Southern Chiloé has a cool-temperate climate with strong oceanic influence and a mean annual temperature of 10 °C, belonging to the south temperate biogeographic region of Chile [23,24]. Annual precipitation is high, reaching up to 6000 mm in some places [25], and the altitudes range between 150 and 280 m a.s.l. The landscape in the study area has been shaped by the last glaciation (ca. 13,000 year, BP), which created a mix of hills from glacial till and shallow valleys, over Pre-Cambrian and Tertiary Metamorphic rocks. The soils are extremely acidic, poorly drained and with Gley horizons [26].

Generally, the disturbed forests of the study area can be divided in two topographical types: “bog areas” located in flat areas on raised peat bogs covered by Sphagnum and cushion plants; and “upland areas” on hills shaped by till with better drainage, but also some presence of Sphagnum and other bryophytes (Figure 2a). Both types were characterized by dead trees of P. uviferum and T. stipularis, with some regrowth of broadleaved species, like T. stipularis, N. nitida, D. winteri and W. trichosperma. We assumed that in bogs, the limiting factor for growth is the microtopography (raised mounds with better drainage versus depressions with at least seasonal water-logging), and in upland areas, the limiting factor is light availability. It would not have been possible to establish a fully factorial design, since in bogs, there were no situations with a nurse canopy of broadleaved species, and on upland sites, there were no depressions creating water-logged situations.

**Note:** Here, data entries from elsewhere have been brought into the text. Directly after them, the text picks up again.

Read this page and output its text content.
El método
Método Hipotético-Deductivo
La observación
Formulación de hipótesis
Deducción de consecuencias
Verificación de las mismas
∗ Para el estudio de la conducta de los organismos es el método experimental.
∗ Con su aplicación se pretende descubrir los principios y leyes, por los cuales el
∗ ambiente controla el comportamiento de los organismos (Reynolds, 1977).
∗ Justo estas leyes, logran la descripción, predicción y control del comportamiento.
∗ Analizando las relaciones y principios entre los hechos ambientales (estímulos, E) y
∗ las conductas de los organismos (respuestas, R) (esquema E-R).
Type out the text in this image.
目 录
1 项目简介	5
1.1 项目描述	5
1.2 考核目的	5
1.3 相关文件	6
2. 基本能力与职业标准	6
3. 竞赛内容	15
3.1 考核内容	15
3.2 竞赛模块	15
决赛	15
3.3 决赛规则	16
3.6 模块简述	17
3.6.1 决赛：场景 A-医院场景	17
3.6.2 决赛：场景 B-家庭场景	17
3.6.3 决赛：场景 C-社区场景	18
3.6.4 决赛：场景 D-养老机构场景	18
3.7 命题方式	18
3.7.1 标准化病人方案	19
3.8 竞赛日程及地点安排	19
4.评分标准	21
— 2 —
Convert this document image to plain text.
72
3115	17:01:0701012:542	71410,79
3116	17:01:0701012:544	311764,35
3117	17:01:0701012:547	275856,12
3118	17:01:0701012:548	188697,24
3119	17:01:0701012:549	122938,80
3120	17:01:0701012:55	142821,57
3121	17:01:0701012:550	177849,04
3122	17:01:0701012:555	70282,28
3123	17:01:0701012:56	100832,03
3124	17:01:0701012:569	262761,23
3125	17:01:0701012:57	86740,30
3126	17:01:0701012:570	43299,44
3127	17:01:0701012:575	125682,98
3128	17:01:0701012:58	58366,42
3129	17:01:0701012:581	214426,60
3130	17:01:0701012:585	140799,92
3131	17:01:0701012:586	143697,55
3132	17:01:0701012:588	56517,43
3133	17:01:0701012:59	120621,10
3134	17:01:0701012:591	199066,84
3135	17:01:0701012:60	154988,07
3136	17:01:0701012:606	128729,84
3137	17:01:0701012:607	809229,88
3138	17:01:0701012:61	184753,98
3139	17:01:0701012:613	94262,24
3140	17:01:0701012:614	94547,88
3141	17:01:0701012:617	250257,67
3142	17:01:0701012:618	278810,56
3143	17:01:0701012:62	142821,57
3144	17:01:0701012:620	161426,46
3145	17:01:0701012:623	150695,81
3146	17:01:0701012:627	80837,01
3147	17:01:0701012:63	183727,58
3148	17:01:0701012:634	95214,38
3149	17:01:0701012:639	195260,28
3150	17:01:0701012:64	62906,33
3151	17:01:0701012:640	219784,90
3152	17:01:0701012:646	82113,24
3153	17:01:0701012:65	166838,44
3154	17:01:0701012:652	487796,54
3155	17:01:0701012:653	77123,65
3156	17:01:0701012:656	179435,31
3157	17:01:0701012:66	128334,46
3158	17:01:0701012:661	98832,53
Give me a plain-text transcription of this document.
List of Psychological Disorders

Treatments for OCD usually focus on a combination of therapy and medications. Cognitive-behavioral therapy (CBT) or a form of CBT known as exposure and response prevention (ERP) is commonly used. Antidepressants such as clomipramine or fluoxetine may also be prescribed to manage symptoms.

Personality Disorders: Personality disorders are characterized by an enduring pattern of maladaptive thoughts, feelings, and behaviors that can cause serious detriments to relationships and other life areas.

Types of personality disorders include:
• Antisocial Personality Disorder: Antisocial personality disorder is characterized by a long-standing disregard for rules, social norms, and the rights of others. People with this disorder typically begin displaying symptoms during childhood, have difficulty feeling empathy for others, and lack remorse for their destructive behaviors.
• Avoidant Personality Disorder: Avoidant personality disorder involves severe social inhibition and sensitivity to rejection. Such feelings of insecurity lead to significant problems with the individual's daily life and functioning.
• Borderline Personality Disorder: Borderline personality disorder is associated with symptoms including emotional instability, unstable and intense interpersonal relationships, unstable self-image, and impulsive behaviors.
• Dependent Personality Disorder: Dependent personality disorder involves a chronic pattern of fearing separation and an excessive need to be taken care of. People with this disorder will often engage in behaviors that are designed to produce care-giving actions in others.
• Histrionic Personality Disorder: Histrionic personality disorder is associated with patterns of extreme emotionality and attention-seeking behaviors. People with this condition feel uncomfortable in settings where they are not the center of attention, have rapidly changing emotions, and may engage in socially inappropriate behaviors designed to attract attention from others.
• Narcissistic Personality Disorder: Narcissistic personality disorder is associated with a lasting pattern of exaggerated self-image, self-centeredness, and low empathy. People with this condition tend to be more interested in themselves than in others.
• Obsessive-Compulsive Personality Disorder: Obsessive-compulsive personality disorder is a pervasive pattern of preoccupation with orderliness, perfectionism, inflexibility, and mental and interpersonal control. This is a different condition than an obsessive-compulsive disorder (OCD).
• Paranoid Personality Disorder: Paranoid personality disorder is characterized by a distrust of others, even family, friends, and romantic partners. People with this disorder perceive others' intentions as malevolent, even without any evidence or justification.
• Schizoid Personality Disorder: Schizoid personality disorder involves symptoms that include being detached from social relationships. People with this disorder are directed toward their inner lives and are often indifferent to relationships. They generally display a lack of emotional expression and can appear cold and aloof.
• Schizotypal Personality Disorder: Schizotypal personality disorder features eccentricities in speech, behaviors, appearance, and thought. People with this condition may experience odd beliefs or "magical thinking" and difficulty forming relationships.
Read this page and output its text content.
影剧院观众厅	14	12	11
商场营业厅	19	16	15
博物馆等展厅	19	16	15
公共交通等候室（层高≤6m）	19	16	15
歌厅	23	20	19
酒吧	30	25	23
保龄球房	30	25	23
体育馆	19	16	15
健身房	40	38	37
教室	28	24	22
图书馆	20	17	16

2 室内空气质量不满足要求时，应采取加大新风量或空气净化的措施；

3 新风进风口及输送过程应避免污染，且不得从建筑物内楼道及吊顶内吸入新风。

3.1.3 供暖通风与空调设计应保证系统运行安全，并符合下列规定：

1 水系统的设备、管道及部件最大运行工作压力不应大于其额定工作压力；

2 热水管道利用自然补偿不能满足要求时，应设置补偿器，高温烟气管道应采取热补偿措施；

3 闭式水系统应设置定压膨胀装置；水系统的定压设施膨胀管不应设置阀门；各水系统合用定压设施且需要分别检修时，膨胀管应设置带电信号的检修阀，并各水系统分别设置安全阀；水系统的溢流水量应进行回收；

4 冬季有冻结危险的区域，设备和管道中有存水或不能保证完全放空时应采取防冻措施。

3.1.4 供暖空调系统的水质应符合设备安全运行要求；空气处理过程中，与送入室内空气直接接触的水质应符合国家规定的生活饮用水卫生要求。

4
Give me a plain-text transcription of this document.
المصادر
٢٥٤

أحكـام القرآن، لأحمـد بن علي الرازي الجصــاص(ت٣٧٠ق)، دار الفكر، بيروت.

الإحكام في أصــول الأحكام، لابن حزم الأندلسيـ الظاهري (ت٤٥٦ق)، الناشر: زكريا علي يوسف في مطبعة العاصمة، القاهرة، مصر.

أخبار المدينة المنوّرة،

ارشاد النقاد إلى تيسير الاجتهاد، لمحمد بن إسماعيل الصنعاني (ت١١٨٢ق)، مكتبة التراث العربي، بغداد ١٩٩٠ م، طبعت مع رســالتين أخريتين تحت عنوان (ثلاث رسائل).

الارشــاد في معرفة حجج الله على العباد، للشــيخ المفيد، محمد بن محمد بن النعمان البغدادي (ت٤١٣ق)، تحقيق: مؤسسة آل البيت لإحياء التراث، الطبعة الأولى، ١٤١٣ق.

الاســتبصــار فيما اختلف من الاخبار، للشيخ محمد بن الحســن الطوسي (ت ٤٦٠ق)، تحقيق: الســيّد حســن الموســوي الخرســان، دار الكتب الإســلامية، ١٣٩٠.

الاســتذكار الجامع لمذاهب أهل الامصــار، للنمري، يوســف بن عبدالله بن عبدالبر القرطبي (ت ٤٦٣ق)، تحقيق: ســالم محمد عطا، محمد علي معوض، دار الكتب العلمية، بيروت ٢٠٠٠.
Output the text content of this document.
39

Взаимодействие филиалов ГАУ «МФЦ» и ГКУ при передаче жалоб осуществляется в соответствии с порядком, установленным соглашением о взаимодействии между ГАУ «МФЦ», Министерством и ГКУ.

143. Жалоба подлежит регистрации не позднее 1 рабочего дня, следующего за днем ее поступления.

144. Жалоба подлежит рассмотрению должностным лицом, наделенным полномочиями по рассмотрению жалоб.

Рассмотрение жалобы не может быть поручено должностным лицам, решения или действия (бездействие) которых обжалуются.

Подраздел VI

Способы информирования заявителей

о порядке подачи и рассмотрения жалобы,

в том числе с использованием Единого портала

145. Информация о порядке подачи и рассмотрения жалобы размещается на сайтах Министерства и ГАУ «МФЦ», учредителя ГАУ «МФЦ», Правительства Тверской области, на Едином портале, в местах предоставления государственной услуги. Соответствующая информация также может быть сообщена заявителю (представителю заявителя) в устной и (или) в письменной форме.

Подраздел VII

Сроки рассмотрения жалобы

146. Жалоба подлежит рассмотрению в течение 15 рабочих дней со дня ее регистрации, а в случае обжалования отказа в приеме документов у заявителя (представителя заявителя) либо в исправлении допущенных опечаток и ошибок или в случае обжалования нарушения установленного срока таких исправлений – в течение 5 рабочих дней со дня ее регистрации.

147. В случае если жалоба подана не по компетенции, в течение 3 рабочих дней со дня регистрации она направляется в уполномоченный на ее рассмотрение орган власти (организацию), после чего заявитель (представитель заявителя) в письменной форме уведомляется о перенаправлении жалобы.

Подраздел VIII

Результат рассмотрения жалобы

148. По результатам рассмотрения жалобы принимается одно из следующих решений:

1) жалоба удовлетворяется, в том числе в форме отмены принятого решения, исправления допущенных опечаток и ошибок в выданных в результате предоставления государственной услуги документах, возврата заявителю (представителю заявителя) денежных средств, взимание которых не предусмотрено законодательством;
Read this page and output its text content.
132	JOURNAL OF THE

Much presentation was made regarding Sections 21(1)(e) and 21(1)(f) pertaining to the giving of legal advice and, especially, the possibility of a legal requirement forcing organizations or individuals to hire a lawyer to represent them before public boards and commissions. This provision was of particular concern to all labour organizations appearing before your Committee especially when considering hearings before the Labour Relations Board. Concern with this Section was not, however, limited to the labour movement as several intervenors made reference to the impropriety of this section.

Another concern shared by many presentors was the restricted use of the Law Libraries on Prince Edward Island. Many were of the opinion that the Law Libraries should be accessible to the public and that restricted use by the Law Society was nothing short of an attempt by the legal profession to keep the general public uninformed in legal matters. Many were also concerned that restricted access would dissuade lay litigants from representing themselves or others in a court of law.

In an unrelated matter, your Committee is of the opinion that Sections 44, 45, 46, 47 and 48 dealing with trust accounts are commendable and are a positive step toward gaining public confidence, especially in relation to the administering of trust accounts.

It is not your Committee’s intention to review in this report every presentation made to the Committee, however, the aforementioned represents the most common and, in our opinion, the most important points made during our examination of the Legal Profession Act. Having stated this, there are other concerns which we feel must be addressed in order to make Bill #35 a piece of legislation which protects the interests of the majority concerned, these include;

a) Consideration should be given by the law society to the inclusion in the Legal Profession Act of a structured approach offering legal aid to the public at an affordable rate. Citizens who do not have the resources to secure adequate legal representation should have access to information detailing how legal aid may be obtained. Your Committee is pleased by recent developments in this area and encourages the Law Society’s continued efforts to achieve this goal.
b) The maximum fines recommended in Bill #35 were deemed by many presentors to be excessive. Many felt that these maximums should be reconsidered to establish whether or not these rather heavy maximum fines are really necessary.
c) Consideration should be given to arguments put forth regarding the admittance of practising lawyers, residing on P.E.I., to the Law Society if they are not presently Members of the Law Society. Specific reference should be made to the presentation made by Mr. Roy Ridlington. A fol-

In order to evaluate the effect of the microtopography in bogs and, in upland areas, the effect of light availability on the growth and survival of P. uviferum seedlings, we used in both cases a randomized complete block design consisting of three treatments replicated in three blocks (Figure 2a,b). Treatments were assigned to 120 m² experimental units, with 12 P. uviferum seedlings planted every 2 × 2 m, including a 3 m buffer around the perimeter of the unit (total of 216 seedlings). In bogs, the microtopographies into which seedlings were planted comprised the treatments: (a) BF-Min: mineral soil below the original surface after removal of the moss layer; (b) BF-Flat: undisturbed flat Sphagnum layer; and (c) BF-Mound: elevated mound (ca. 40 cm high and 6 m long), raised through the addition of the moss from treatment (a). Prior to planting, some shrubs (Baccharis sp., Gaultheria sp.) and ferns (Gleichenia sp.) were removed to ensure homogeneous light conditions for the seedlings. In upland areas, the treatments representing different canopy/light environments were: (a) UF-Gap: small open areas with a mean photosynthetic photon flux density (%PPFD) of 78.2%; (b) UF-50: semi-open areas, where 50% of canopy trees were thinned (mean: 37.6 %PPFD); and (c) UF-Den: 100% canopy cover (mean: 10.9 %PPFD).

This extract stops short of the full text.